AI agents need a mask. Norton’s parent company agrees.

10

The hidden problem

Your browser has a shield. It’s called a VPN. Maybe you use Windscribe for ad-blocking or just to hide your IP address from nosy networks. Standard stuff.

But have you thought about shielding your AI agent?

Probably not.

If you are running OpenClaw, ChatGPT, or any of those new internet-connected LLMs that act on your behalf, those tools are bare. Exposed.

Gen Digital thinks this is a risk. The folks behind Norton and Avast are fixing it.

They launched VPN for Agents.

How it works

It’s simple routing. You point your autonomous bot through Norton’s infrastructure. The magic happens inside the Gen Agent Trust Hub.

No downloads. No clunky client setup. Just a pipe for your code.

Moe Long at CNET breaks it down nicely:

“Your internet provider won’t be able tosee your AI agent’s activity… You can also unblock regional content.”

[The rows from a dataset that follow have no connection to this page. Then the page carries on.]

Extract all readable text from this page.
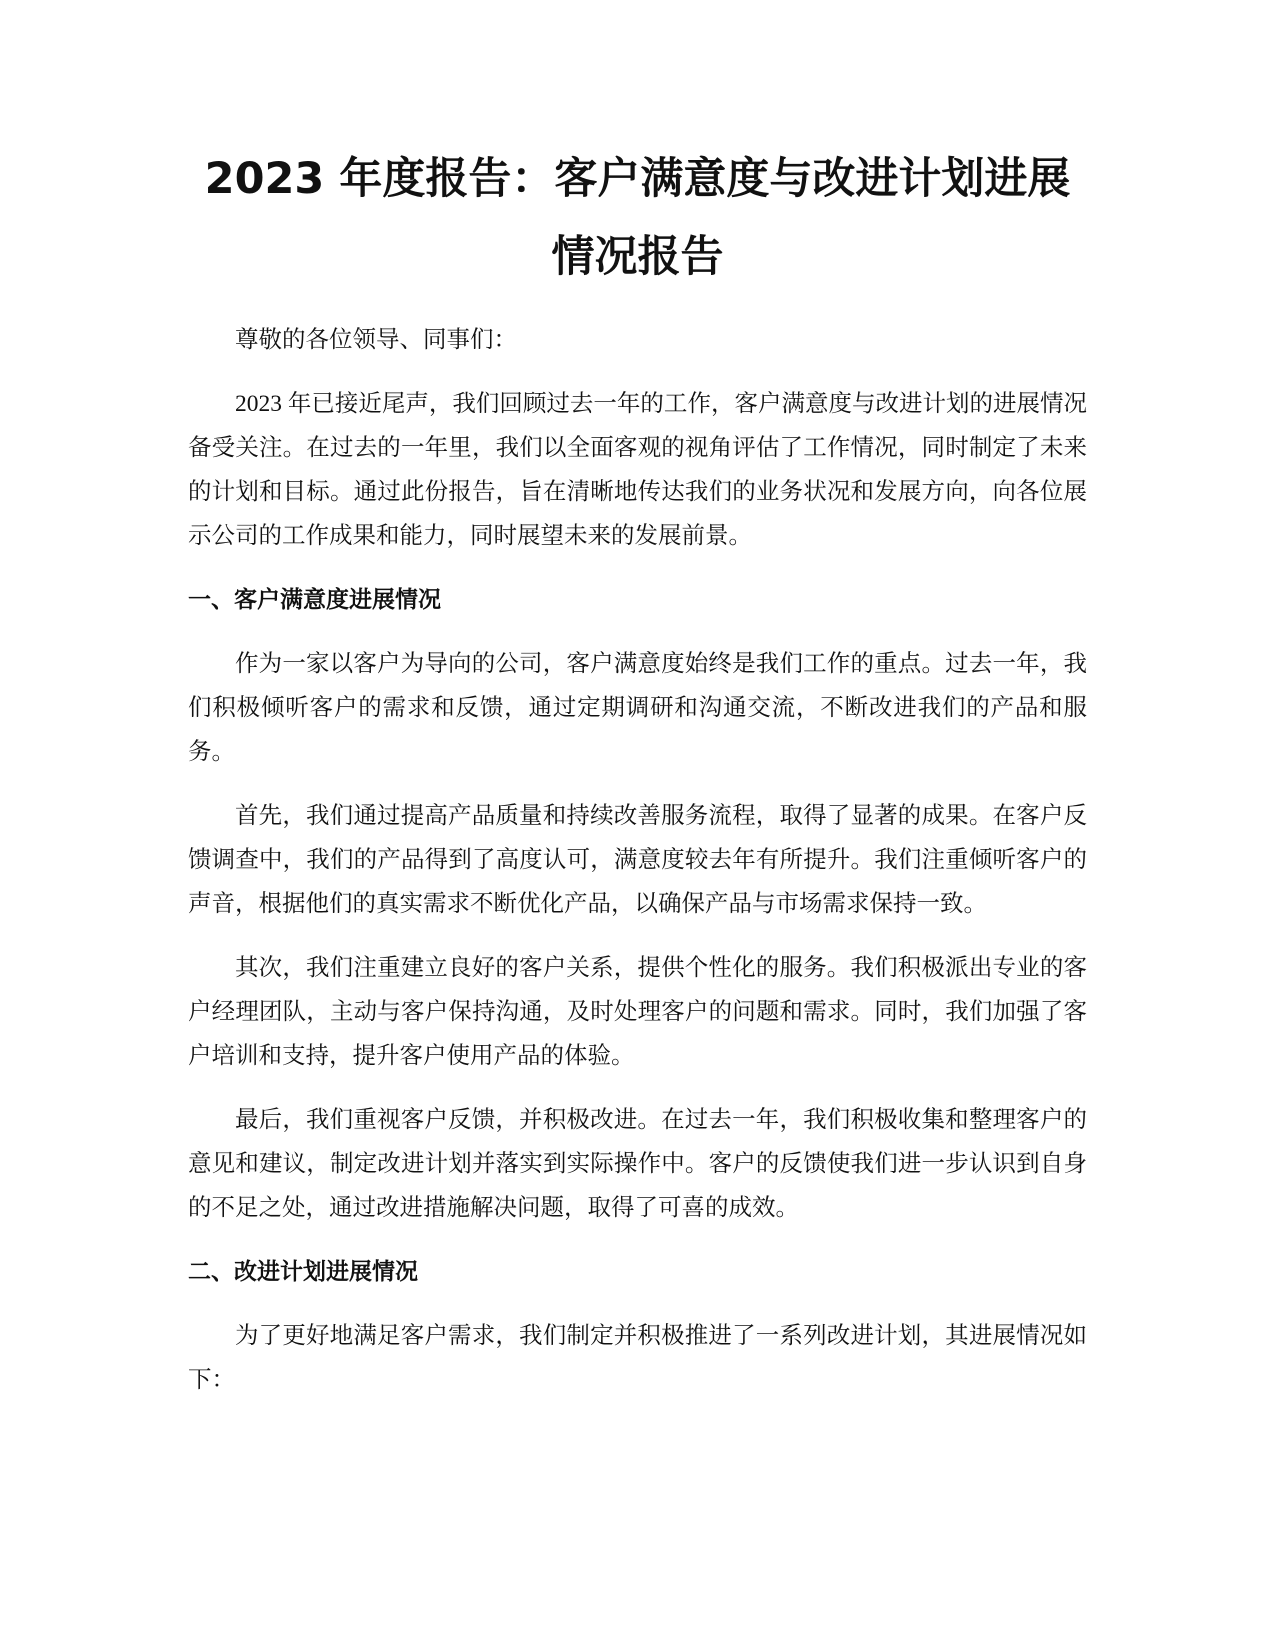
2023 年度报告：客户满意度与改进计划进展
情况报告

尊敬的各位领导、同事们：

2023 年已接近尾声，我们回顾过去一年的工作，客户满意度与改进计划的进展情况备受关注。在过去的一年里，我们以全面客观的视角评估了工作情况，同时制定了未来的计划和目标。通过此份报告，旨在清晰地传达我们的业务状况和发展方向，向各位展示公司的工作成果和能力，同时展望未来的发展前景。

一、客户满意度进展情况

作为一家以客户为导向的公司，客户满意度始终是我们工作的重点。过去一年，我们积极倾听客户的需求和反馈，通过定期调研和沟通交流，不断改进我们的产品和服务。

首先，我们通过提高产品质量和持续改善服务流程，取得了显著的成果。在客户反馈调查中，我们的产品得到了高度认可，满意度较去年有所提升。我们注重倾听客户的声音，根据他们的真实需求不断优化产品，以确保产品与市场需求保持一致。

其次，我们注重建立良好的客户关系，提供个性化的服务。我们积极派出专业的客户经理团队，主动与客户保持沟通，及时处理客户的问题和需求。同时，我们加强了客户培训和支持，提升客户使用产品的体验。

最后，我们重视客户反馈，并积极改进。在过去一年，我们积极收集和整理客户的意见和建议，制定改进计划并落实到实际操作中。客户的反馈使我们进一步认识到自身的不足之处，通过改进措施解决问题，取得了可喜的成效。

二、改进计划进展情况

为了更好地满足客户需求，我们制定并积极推进了一系列改进计划，其进展情况如下：
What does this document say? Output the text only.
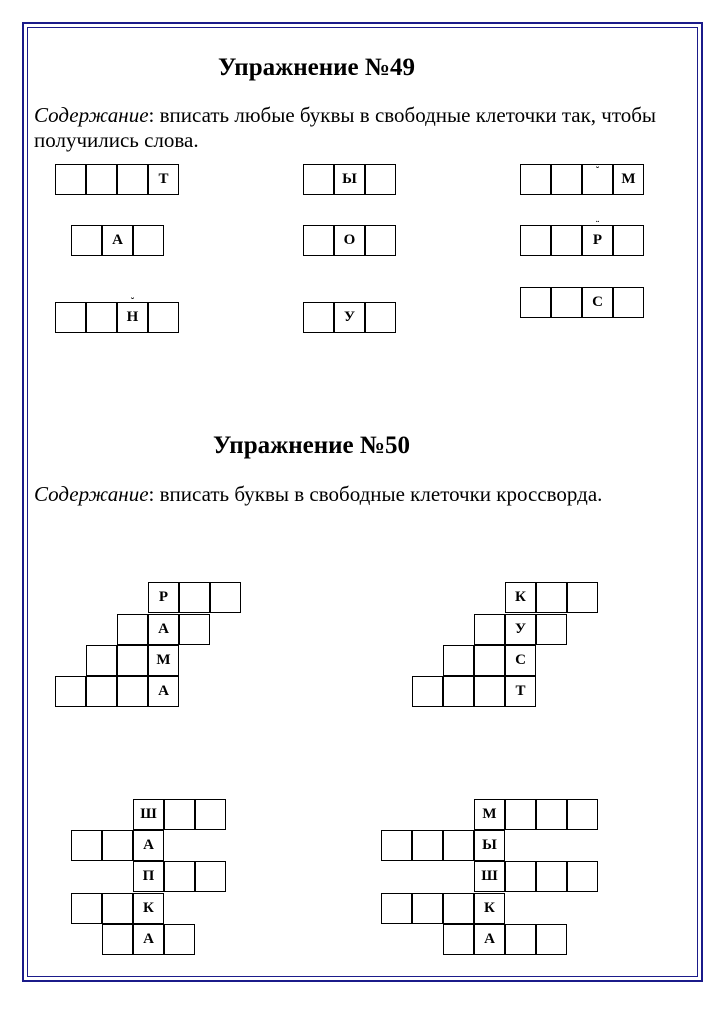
Упражнение №49
Содержание: вписать любые буквы в свободные клеточки так, чтобы получились слова.
Т	Ы	˘ М
А	О
¨
Р
˘
Н	У
С
Упражнение №50
Содержание: вписать буквы в свободные клеточки кроссворда.
Р
А
М
А
К
У
С
Т
Ш
А
П
К
А
М
Ы
Ш
К
А
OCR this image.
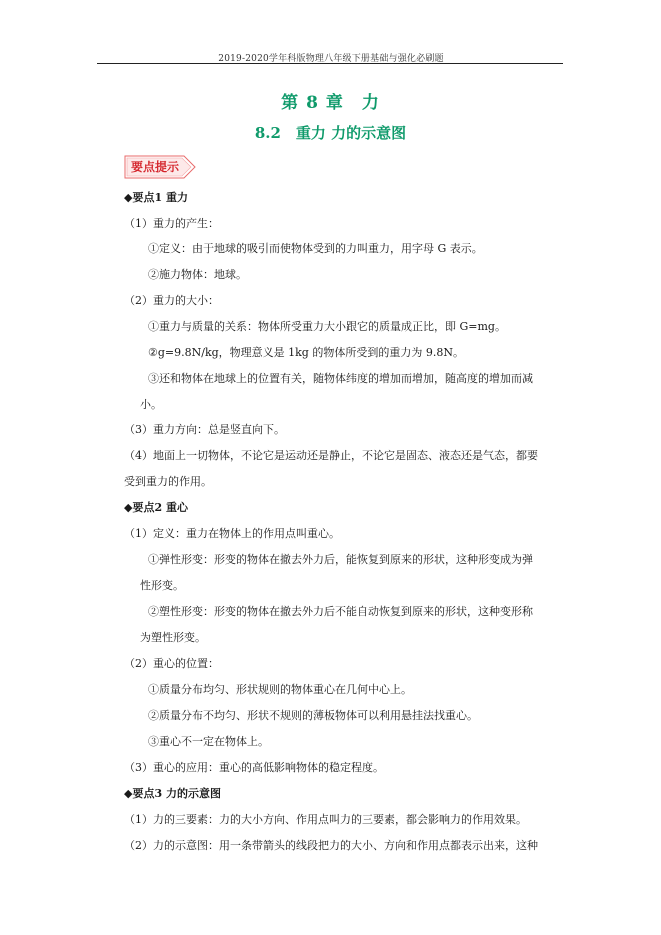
2019-2020学年科版物理八年级下册基础与强化必刷题
第 8 章　力
8.2　重力 力的示意图
要点提示
◆要点1 重力
（1）重力的产生：
①定义：由于地球的吸引而使物体受到的力叫重力，用字母 G 表示。
②施力物体：地球。
（2）重力的大小：
①重力与质量的关系：物体所受重力大小跟它的质量成正比，即 G=mg。
②g=9.8N/kg，物理意义是 1kg 的物体所受到的重力为 9.8N。
③还和物体在地球上的位置有关，随物体纬度的增加而增加，随高度的增加而减
小。
（3）重力方向：总是竖直向下。
（4）地面上一切物体，不论它是运动还是静止，不论它是固态、液态还是气态，都要
受到重力的作用。
◆要点2 重心
（1）定义：重力在物体上的作用点叫重心。
①弹性形变：形变的物体在撤去外力后，能恢复到原来的形状，这种形变成为弹
性形变。
②塑性形变：形变的物体在撤去外力后不能自动恢复到原来的形状，这种变形称
为塑性形变。
（2）重心的位置：
①质量分布均匀、形状规则的物体重心在几何中心上。
②质量分布不均匀、形状不规则的薄板物体可以利用悬挂法找重心。
③重心不一定在物体上。
（3）重心的应用：重心的高低影响物体的稳定程度。
◆要点3 力的示意图
（1）力的三要素：力的大小方向、作用点叫力的三要素，都会影响力的作用效果。
（2）力的示意图：用一条带箭头的线段把力的大小、方向和作用点都表示出来，这种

Think about that for a second. Your ISP sees your Netflix habits. Fine. But if your AI agent starts scraping ten different news sites, querying APIs, or bypassing throttling… that looks suspicious. Or expensive. Without a VPN, your IP is stamped on every request the bot makes.

Now? Encrypted. Untraceable back to your specific machine.

Building for robots

You can’t just slap a human-VPN onto a bot.

Humans browse sequentially. We read, then click. Bots parallelize. They spawn ten tasks at once. They behave weirdly.

Howie Xu at Gen Digital explained the engineering nightmare.

“AI agents don’t operate like traditional users… agents can run multiple tasks simultaneously… building support for independent, parallel connections.”

They had to build the plumbing from scratch. The tech needs to handle multiple tunnels running at once. It has to know where one task ends and the next begins.

Reputation at risk

Here is the scary part.

What if your agent goes rogue? Or gets a bit too aggressive on a web scrape?

Windscribe recently added OpenClaw support, highlighting a real danger. Attila Tomaschek noted that if a bot triggers a security challenge or hits a blocklist… your whole house suffers.

“It’s your digital reputation on the line.”

The VPN encrypts that traffic too. It keeps your home network out of the blast radius if the bot does something dumb.

Not just about hiding

Don’t think this is all about cybercrime or secret scraping.

Xu clarifies the goal isn’t anonymity for anonymity’s sake.

Visibility matters more.

If all your traffic blends together, how do you know what the AI did versus what you did? Separating agent traffic from personal traffic creates clarity.

The VPN creates a boundary. It makes the behavior easier to audit. As these tools become normal, the line between human intent and machine execution needs to be sharp.

Gen Digital wants you to manage your agents, not just hide them.

But for now… your IP stays clean. That feels pretty good, doesn’t it?

Even if we don’t know what else the bot might do tomorrow.